Un an après, la piste se brouille : sur le plateau du direct, la réponse d’Anne Vincent-Salomon, médecin et chercheuse, laisse entendre que les cellules-souches d’un organe sont différentes des cellules-souches initiatrices de la tumeur. Et qu’en matière d’avancée dans le cancer du sein « on en est loin ».
Je comprends aussi que mon seuil de comprenette a atteint le niveau de son seuil de vulgarisation.

Le podcast de ce direct vaut le coup d’être visionné, j’ai trouvé très instructif que les chercheurs nous prêtent un bout de leurs cerveaux, et de leurs doutes, et de leur empathie parfois. C’est bien que les patients soient visibles, y compris par ces cerveaux-là. C’est très bien.

Cette Journée Mondiale contre le cancer n’aura pas ému beaucoup d’organismes… en allant chercher du côté de l’un des plus concerné, l’OMS, Organisation Mondiale de la Santé, on trouvera un simple (et bien bête, trouve-je) communiqué de presse dédié à cette grande Journée, tout aussi Mondiale que l’est cette Organisation : le CIRC* vous fait dire que : « De nouveaux conseils en matière d’activité physique peut contribuer à prévenir les cancers du côlon et du sein » … raccourci, quand tu nous tiens…

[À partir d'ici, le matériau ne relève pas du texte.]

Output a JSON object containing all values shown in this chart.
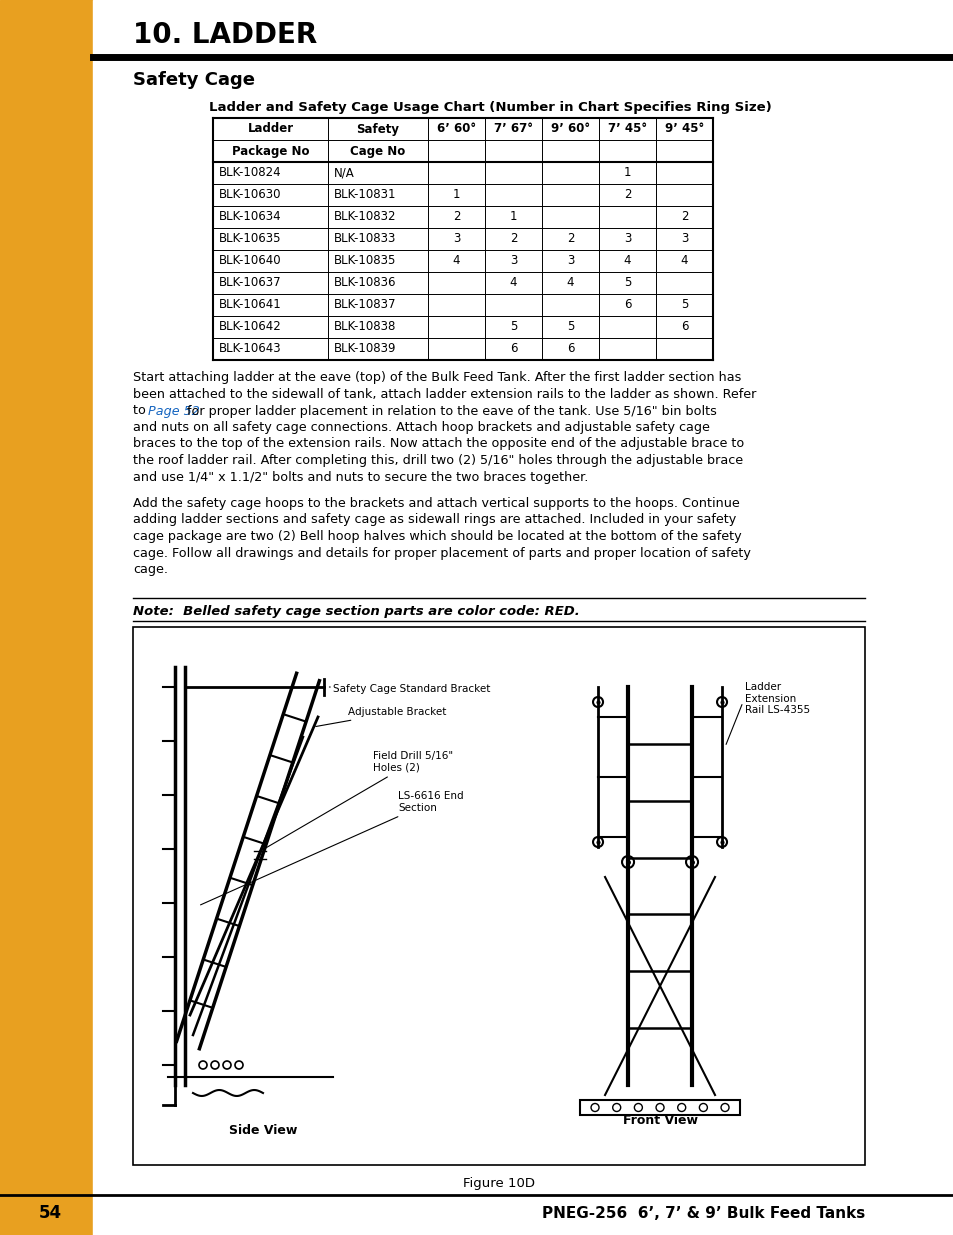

La plateforme d’échanges initiée par l’A.R.C., elle, restera ouverte pendant encore 2 semaines, ça fourmille de questions et de réponses tous cancers confondus, qui parfois demandent quelques relectures. Belle opération de communication, certes. Utile, aussi…. dans la mouvance, aussi… Quelques malades, fatigués mais intellectuellement vifs, commencent à s’agiter et à dégager à leur tour du temps de cerveau, pourtant saturé de recommandations déplacées, qui ne collent ni avec les causes ni avec les moyens de leur bord, et encore moins avec la réalité des effets constatés.

Et c’est eux que j’ai beaucoup entendus en ce 4 février. Significatif, n’est-il pas ?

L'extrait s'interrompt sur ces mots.